For Elizabeth Helman, the head of the Oregon State University Theatre Department, her favorite production is a show called “Topdog/Underdog” that she did in St. Louis. 

“It’s a good, hard show,” Helman said. “It just tears you up inside.”

Helman has brought this attitude to OSU and this is the type of passion that is fueling OSU’s theatre renaissance. Helman says that there is an abundance of new blood in the program, from the actors to the faculty, and it’s sparking an exciting new transition.

The current production, “James and the Giant Peach” is entering new territory in the form of an ambitious timeline. Instead of the usual, and already rapid, six week production cycle, the play will be fully casted, rehearsed and performed in just over three weeks. In addition, the show will feature extensive practical effects, including puppetry to reflect the cartoonish nature of the work.

“It’s fast. It’s real fast,” Helman said. “It’s a delicate dance right now, you know, getting all the moving parts working together.” 

She said that despite the tight schedule, the cast knows they’ll be able to complete the show in time.

The rehearsal process is strenuous, but doable, according to Hellman. The cast rehearses four hours a day for five days a week for a total of 20 hours a week—the equivalent of a part time job.

Tinamarie Ivey was chosen to direct this show because of her experience with

childrens’ theatre. 

Before settling into her current tenure at Linn-Benton Community College as a theatre professor, Ivey worked extensively in California at institutions such as Cornerstone Theatre Co. and Dell’Arte International, as well as co-founding Sanctuary Stage. 

“I believe being highly organized is paramount,” Ivey said. “I also believe that actors can rise to their full potential when given clear expectations and opportunities to feel successful in their work.”

Annie Parham, who has been cast as James, the lead in the show, sees potential for the new changes to be a real positive for the program.

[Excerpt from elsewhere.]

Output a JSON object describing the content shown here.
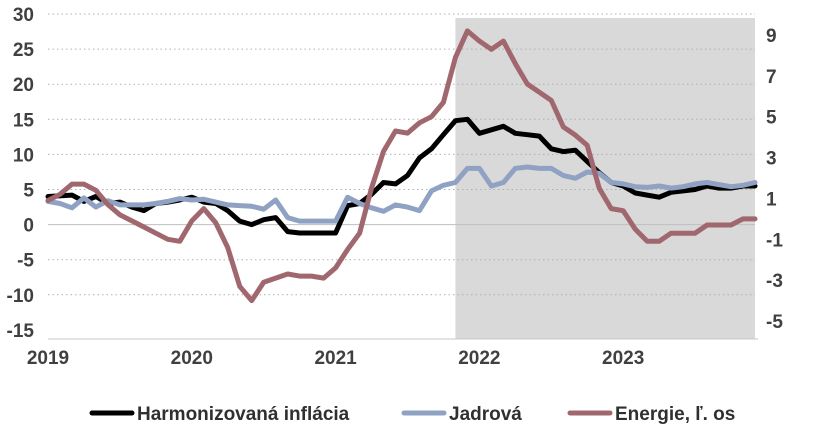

“With there being so much turnover in the recent year, it’s great. There’s the new staff coming in, and they have great new ideas. I think this influx of new ideas is going to be great for the department,” Parham said.

Helman chose “James and the Giant Peach”  because it is all about imagination, and about building things from the ground up. She believes these concepts are a great way to kick off the department’s

theme of ‘Metamorphosis.’

 This is meant to reflect the changes occurring within the department.

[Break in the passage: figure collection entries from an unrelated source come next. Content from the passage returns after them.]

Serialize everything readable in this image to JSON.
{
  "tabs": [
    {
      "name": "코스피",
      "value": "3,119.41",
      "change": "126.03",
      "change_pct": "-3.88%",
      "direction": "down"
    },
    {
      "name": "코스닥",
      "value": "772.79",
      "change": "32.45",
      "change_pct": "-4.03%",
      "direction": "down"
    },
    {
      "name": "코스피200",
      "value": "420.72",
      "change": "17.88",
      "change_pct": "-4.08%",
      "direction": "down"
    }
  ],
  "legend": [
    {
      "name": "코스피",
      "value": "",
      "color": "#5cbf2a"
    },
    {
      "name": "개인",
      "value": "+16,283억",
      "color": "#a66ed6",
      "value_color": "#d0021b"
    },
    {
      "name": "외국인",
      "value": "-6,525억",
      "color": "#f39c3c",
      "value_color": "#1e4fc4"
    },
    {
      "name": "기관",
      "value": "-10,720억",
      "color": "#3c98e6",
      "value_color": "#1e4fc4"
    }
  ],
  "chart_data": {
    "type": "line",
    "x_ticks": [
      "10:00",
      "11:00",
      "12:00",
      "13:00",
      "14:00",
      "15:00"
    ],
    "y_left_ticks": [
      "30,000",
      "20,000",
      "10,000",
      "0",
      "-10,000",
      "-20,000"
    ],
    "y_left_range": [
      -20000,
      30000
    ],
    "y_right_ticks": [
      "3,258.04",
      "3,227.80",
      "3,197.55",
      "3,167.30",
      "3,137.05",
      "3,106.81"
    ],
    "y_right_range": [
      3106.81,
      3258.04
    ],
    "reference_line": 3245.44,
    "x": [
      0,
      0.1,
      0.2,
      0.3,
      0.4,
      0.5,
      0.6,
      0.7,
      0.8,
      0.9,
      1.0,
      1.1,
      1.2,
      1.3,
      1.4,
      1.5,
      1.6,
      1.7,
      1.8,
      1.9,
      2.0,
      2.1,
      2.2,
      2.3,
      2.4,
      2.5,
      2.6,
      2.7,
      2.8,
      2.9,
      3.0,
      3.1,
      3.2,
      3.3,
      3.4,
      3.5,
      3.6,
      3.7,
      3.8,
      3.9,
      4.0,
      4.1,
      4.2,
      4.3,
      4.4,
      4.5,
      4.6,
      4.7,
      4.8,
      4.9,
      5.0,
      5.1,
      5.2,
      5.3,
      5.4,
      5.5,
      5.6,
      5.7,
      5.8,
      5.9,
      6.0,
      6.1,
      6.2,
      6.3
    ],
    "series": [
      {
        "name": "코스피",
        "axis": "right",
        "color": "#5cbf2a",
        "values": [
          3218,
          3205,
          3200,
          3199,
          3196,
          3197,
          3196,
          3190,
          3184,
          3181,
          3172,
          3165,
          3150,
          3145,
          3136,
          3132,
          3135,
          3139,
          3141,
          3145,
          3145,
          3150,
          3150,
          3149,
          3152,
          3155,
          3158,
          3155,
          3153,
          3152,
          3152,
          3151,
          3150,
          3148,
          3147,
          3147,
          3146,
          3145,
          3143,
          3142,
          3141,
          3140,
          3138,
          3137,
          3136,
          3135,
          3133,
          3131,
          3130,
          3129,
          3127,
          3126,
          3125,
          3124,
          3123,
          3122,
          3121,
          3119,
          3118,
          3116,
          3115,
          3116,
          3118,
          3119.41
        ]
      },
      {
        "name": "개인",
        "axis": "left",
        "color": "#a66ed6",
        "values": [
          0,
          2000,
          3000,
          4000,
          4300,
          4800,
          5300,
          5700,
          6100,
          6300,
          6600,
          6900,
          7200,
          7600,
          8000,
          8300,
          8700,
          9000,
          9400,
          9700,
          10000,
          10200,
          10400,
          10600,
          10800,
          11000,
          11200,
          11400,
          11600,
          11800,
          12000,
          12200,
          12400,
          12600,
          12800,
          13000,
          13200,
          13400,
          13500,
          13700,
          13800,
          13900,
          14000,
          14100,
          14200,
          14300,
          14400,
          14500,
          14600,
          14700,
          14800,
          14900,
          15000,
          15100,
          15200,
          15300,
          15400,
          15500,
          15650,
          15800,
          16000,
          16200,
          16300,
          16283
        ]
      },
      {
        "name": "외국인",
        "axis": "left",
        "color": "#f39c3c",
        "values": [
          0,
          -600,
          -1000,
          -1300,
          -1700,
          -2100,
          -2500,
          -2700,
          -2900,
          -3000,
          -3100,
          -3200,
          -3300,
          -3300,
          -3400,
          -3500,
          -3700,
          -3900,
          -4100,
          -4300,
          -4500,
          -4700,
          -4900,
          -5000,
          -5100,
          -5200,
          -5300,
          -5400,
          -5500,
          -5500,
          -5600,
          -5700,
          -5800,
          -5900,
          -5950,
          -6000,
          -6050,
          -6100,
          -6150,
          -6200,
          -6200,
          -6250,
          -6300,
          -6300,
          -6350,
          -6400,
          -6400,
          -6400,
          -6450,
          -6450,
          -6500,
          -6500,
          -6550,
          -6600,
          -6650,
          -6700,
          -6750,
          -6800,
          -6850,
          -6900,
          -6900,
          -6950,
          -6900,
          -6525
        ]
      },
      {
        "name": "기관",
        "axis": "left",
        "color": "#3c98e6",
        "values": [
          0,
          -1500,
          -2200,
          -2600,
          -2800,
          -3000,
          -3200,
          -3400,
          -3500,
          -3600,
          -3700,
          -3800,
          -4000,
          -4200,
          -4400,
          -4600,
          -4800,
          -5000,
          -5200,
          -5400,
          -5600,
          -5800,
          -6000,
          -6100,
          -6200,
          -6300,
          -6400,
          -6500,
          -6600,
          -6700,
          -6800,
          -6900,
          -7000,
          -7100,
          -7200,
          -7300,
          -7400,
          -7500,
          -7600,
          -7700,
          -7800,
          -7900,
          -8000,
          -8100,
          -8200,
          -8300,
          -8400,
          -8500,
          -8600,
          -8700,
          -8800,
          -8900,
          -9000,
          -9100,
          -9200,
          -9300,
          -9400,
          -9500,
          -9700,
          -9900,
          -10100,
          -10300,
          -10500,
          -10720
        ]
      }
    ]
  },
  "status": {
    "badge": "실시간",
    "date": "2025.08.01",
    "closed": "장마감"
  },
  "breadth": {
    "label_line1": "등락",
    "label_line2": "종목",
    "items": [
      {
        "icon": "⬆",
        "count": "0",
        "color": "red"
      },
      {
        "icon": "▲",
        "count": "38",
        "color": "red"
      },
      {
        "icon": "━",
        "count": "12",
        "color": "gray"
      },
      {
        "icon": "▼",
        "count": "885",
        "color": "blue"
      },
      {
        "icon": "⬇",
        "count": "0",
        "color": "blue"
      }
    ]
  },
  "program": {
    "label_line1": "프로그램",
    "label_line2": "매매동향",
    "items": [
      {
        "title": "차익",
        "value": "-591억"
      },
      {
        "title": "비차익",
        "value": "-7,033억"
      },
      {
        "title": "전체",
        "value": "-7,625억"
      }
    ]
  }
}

“But also, it’s a sweet show,” Helman said. “And it’s weird. You know?”

Helman knows that these changes aren’t going to take hold overnight. She does add that she hopes every student will see a play on campus at least once. And the way the program is growing, she has reason to be hopeful.

“James and the Giant Peach” can be seen on the Withycombe Hall Main Stage on Nov. 3-5 and 12 at 7:30 p.m. and on Nov. 12-13 at 2 p.m. General admission is $12, seniors get in for $10, students/youths are admitted for $8 and students with ID is $5.